Question

identities question to find values of x below

Answer 1

\[\cos 4x=-\frac{ \sqrt{2} }{ 2 }\]

Answer 2

I would probably start with doing a sum of cosines and doing cos(2x + 2x) and see where that starts you off.

Answer 3

@Psymon that would give me a decimal for my answer. I believe the question requires me to write in all radians without the use of a calculator. how would you take the cos(2) without a calculator?

Answer 4

\(\bf cos (4x)=-\cfrac{ \sqrt{2} }{ 2 }\\
cos^{-1}(cos(4x))=cos^{-1}\left(-\cfrac{ \sqrt{2} }{ 2 }\right)\\
4x = cos^{-1}\left(-\cfrac{ \sqrt{2} }{ 2 }\right)\)

Answer 5

\(\bf 4x = cos^{-1}\left(-\cfrac{ \sqrt{2} }{ 2 }\right) \implies
4x = \text{some angle} \implies x = \cfrac{\text{some angle}}{4}\)

Answer 6

Yeah, he knows what he's doing more than I am, ignore me x_x

Answer 7

@Psymon that's ok @jdoe0001 how can i solve the inverse of cosine without a calculator? The question requires me to use radians only

Answer 8

I see identities and thats where my mind goes. Depending on your calculator, putting in cos^(-1)sqrt2/2 will give you the radian answer. Otherwise it's unit circle knowledge. cos^(-1)sqrt2/2 is a clean match with 2 radian measures : )

Answer 9

\(\bf -\cfrac{ \sqrt{2} }{ 2 }\) is a pretty well known angle, it should be in your Unit Circle

Answer 10

Sounds good to me :P

Answer 11

sorry, it got 3pi/16and 5pi/16

Answer 12

well, you have the correct "reference angle", but keep in mind that in this case cosine is negative, that means 2nd and 3rd quadrants

Answer 13

O.o For cosine?. That would mean that you started with 3pi/4 and 5pi/4 = 4x, but those are negative in those quadrants.
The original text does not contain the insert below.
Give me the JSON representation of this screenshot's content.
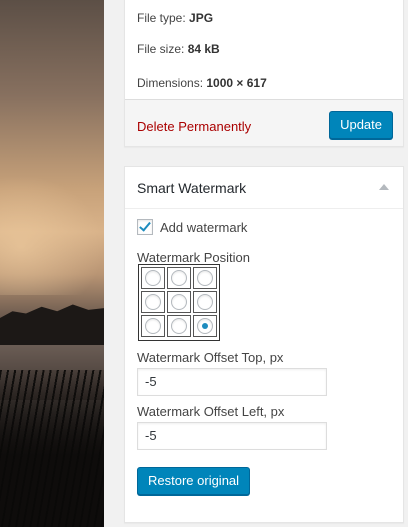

The first answer you had was correct.

Answer 14

3pi/16and 5pi/16 :)

Answer 15

Oh, I thought it was positive sqrt2/2, didnt notice the negative x_x

Answer 16

yea i didn't consider the negative for my first answer. I got @jdoe0001 's answer after i looked at the negative quadrants

Answer 17

Yeah, I just simply see the negative. I swear im horrible at reading math when its in typing O.o

Answer 18

*didnt see

Answer 19

hheehe, sneaky dash eludes at times too, since it's so small "-"

Answer 20

Exactly. But nah, otherwise you got the right answer, haha. Although Im surprised they wouldnt have you memorize the unit circle, morning.

Answer 21

@Psymon and @jdoe0001 thank you so much! may i ask one more question?? it's been bugging me for at least 7 hours!

Answer 22

If my brain decides to work, haha.

Answer 23

@Psymon i'm sure it will work where mine fails :)

Answer 24

Go for it then. Oh, and how do you kinda quote people like that, never knew how it does that.

Answer 25

here it is: how would you solve \[\tan^{-1} 6 without a calculator?/\]

Answer 26

inverse tan of 6, right?

Answer 27

yup

Answer 28

\(\bf tan^{-1}(6) \ \ ?\)

Answer 29

yes :)

Answer 30

i wanted to use a sum and difference formula but i got crazy radians

Answer 31

Yeah, not even sure how you would do it without something crazy like a sum formula. 6 is no exact number for anything inverse. I just cant imagine doing that without some ridiculous identity process. I could be wrong, though

Answer 32

:( exactly. the original problem is actually \[\cos (\frac{ 1 }{ 2 }\tan^{-1} 6\]

Answer 33

cos[ (1/2)*tan^(-1)6 ] ? Sorry, that math writing makes no sense to me xD

Answer 34

that's why i'm here lol I know that i'm supposed to solve the inverse of tan first. and then half that answer.

Answer 35

Not quite, lol. But did I get the problem correct?

Answer 36

The original problem? yes you did :) thank you. I'f you'd like to opt out of this new problem that's ok :) I can re-post it just in case someone else can explain it . Thank you so much to you @Psymon and @jdoe0001

Answer 37

Well, I have a kinda sorta idea.......xD

Answer 38

Wanna hear me out and see if it makes any sense?

Answer 39

No idea if this works, but @morningperson1991 not sure if you wanted to hear me out on this one.

Answer 40

that's fine :) I'll post it in a few minutes . Thank you for all that you do!